The plaintiff in error, hereinafter called defendant, was convicted in the district court of Seminole county of manslaughter in the first degree, and her punishment fixed at confinement in the state penitentiary for a term of four years.
At the time charged, defendant, in the town of Seminole, shot and killed her husband, Charley Battles. The parties were negroes, and at the time defendant was living separate and apart from her husband, several blocks from the former home in which he lived. Shortly before the killing, defendant and deceased met on the railroad tracks; deceased attempted to talk with defendant, but she refused to talk with him, and he then struck and knocked her down. Defendant soon after procured a pistol, and with two small nephews went to the home of deceased, broke down the door, and shot him four times; three of the shots taking effect, from which deceased died almost immediately. One or two witnesses for the state testified that defendant passed in front of their place of residence, just across the street from where the killing occurred, accompanied by two small nephews, who were imploring her not to kill "Uncle Charley." She stated to these witnesses that she was going to the house to kill him. One of the witnesses testified he saw something in her hand just before she crossed the street. Defendant in her own behalf testified that she killed her husband in self-defense; that after he knocked her down on the railroad track she started toward home, and deceased waylaid her in the pipe yard near their house and knocked her down again, and compelled her to go home with him, and after they got into the house he threatened to kill her, and made a rush for the dresser drawer, in which she knew the pistol was kept, and that she beat him to the pistol, and he followed her up, and that she shot him. There is some evidence that she was intoxicated at the time of the homicide.
The first contention is that the court erred in giving instruction No. 5, as follows:
"You are instructed that the defendant, in addition to her plea of not guilty, pleads what is known in law as self-defense; that is, the defendant claims that she took the life of the deceased, Charley Battles, in order to save her own life or to prevent great bodily harm being inflicted upon her; and in this connection you are instructed that a person has a right to fight in his own necessary self-defense, and to use whatever force is necessary or apparently necessary to prevent losing his own life or having great bodily harm inflicted upon him, and it is not only the real, but the apparent, danger that authorizes one to act in his own defense, and in this case, if you find and believe from the evidence that the deceased, Charley Battles, assaulted or was about to assault the defendant, and that the defendant was without fault in the premises, the defendant had the right to defend herself and to use whatever force was necessary, or apparently necessary, to keep from losing her own life or having great bodily injury inflicted upon her, and in this connection you are instructed that it is your duty as far as may be possible to place yourself in the position of the defendant at the time of the fatal difficulty, and to view the transaction from her standpoint, and if you have a reasonable doubt as to whether the deceased or the defendant was the aggressor in the fatal difficulty, and as to whether the defendant believed, at the time she took the life of the deceased, that she was in danger of losing her life or having great bodily injury inflicted upon her, then you should resolve that doubt in favor of the defendant and find her not guilty.
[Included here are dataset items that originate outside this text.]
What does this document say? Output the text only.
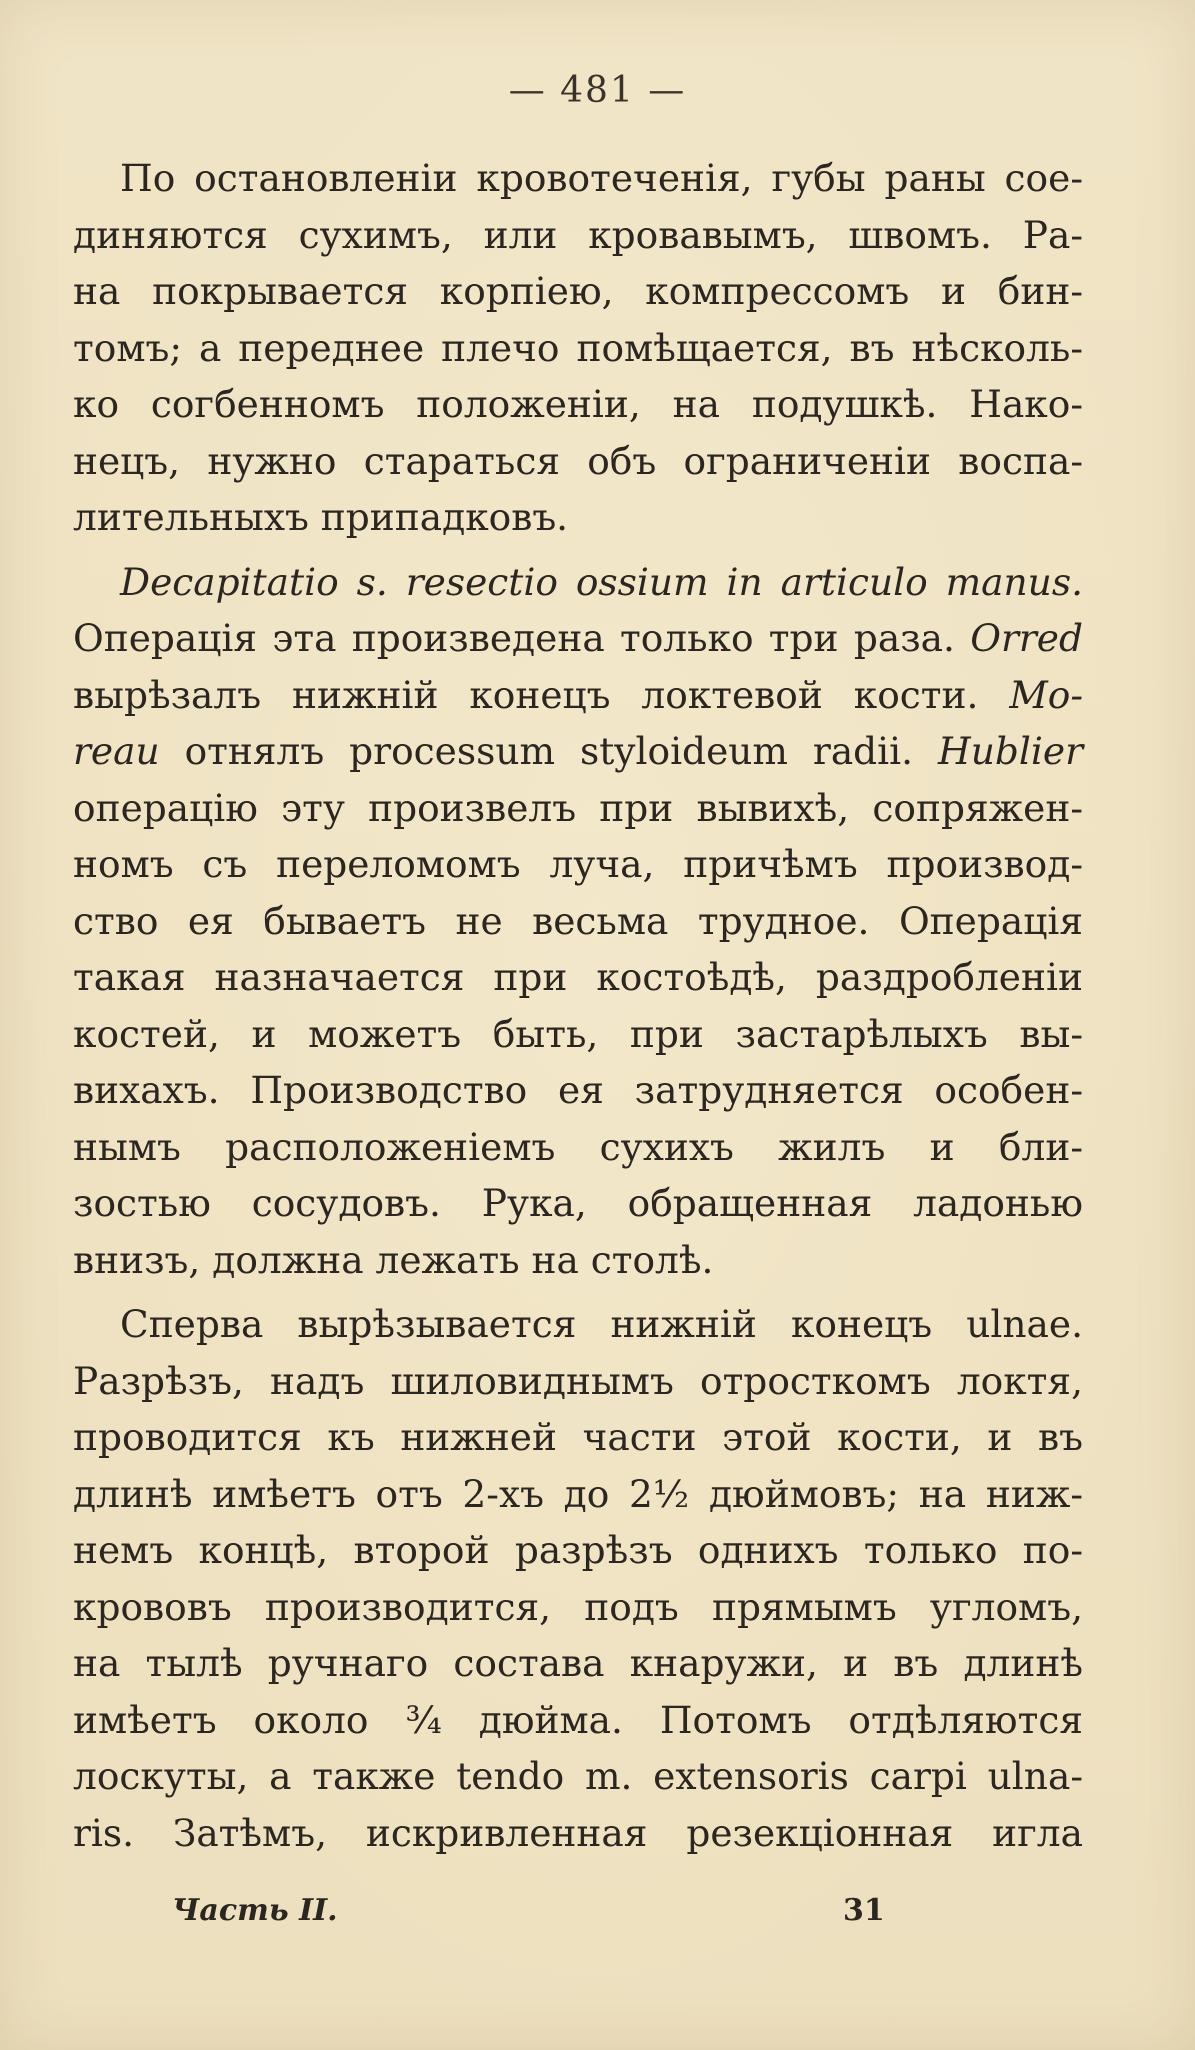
— 481 —

По остановленіи кровотеченія, губы раны сое-
диняются сухимъ, или кровавымъ, швомъ. Ра-
на покрывается корпіею, компрессомъ и бин-
томъ; а переднее плечо помѣщается, въ нѣсколь-
ко согбенномъ положеніи, на подушкѣ. Нако-
нецъ, нужно стараться объ ограниченіи воспа-
лительныхъ припадковъ.

Decapitatio s. resectio ossium in articulo manus.
Операція эта произведена только три раза. Orred
вырѣзалъ нижній конецъ локтевой кости. Mo-
reau отнялъ processum styloideum radii. Hublier
операцію эту произвелъ при вывихѣ, сопряжен-
номъ съ переломомъ луча, причѣмъ производ-
ство ея бываетъ не весьма трудное. Операція
такая назначается при костоѣдѣ, раздробленіи
костей, и можетъ быть, при застарѣлыхъ вы-
вихахъ. Производство ея затрудняется особен-
нымъ расположеніемъ сухихъ жилъ и бли-
зостью сосудовъ. Рука, обращенная ладонью
внизъ, должна лежать на столѣ.

Сперва вырѣзывается нижній конецъ ulnae.
Разрѣзъ, надъ шиловиднымъ отросткомъ локтя,
проводится къ нижней части этой кости, и въ
длинѣ имѣетъ отъ 2-хъ до 2½ дюймовъ; на ниж-
немъ концѣ, второй разрѣзъ однихъ только по-
крововъ производится, подъ прямымъ угломъ,
на тылѣ ручнаго состава кнаружи, и въ длинѣ
имѣетъ около ¾ дюйма. Потомъ отдѣляются
лоскуты, а также tendo m. extensoris carpi ulna-
ris. Затѣмъ, искривленная резекціонная игла

Часть II.	31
"You are further instructed, however, that where a person is assaulted, or about to be assaulted, that it is his duty to use all reasonable means within his power to avoid the difficulty and avert the necessity of killing his antagonist, except that he is not bound to retreat, provided he is in a place where he has the right to be."
It is argued that the part of the instruction which requires that the person assaulted shall be without fault is too general and is calculated to mislead the jury; that the words "without fault" should have been defined to the jury, which should have been told the character of acts on the part of defendant which destroys or deprives her of her right of self-defense, citing Gibbons v. Territory, 5 Okla. Cr. 212, 115 P. 130. No additional or further request for instruction upon this point was made, nor to further define the term "without fault." The law is often stated in similar language to that used in this instruction. Thus it was said in Evans v. State, 8 Okla. Cr. 78, 126 P. 586:
"One who kills another under an apprehension of death or great bodily harm from assault must have been free from fault in bringing on the difficulty in order to justify the homicide."
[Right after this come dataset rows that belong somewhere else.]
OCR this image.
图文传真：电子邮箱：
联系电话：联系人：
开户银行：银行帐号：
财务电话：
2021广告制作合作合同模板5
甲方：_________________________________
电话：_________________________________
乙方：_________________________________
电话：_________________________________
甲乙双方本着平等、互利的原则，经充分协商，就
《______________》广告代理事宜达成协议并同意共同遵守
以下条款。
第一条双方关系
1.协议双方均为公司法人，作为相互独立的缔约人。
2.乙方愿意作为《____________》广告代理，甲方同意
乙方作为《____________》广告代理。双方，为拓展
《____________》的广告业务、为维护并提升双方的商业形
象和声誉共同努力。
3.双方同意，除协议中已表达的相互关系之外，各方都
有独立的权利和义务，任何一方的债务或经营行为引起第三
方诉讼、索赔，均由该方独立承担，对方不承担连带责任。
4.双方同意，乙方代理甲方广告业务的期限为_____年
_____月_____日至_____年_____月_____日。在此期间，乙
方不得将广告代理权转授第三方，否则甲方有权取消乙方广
A similar expression is used in Reed v. State, 2 Okla. Cr. 589, 103 P. 1042, syllabus 8. If defendant desired a further definition, she should have submitted a request to the court. Merriott v. State, 18 Okla. Cr. 247, 194 P. 263.
Complaint is also made of the proviso in the last clause of the foregoing instruction, that defendant, to avail herself of the right of self-defense, should be in a place where she had a right to be. It is argued that, the homicide having taken place at the home, the jury should have been told that defendant was at a place where she had a right to be. As it is undisputed that defendant and the deceased were living separate and apart, and she was not living at their former home, and in view of the difficulty which had just taken place between them, and her evident purpose in going to their former home was for revenge, it would have been improper for the trial court to assume that she had a right to be there, and the instruction is not erroneous in this particular.
Several other matters are presented in the brief, all of which have had the attention of the court, but none are of sufficient importance to call for special discussion. It appears to us that there can be no question but that defendant is conclusively shown to be guilty of manslaughter in the first degree, and, since the punishment fixed is the minimum, none of the errors complained of could have been prejudicial.
The case is affirmed.
DAVENPORT and CHAPPELL, JJ., concur.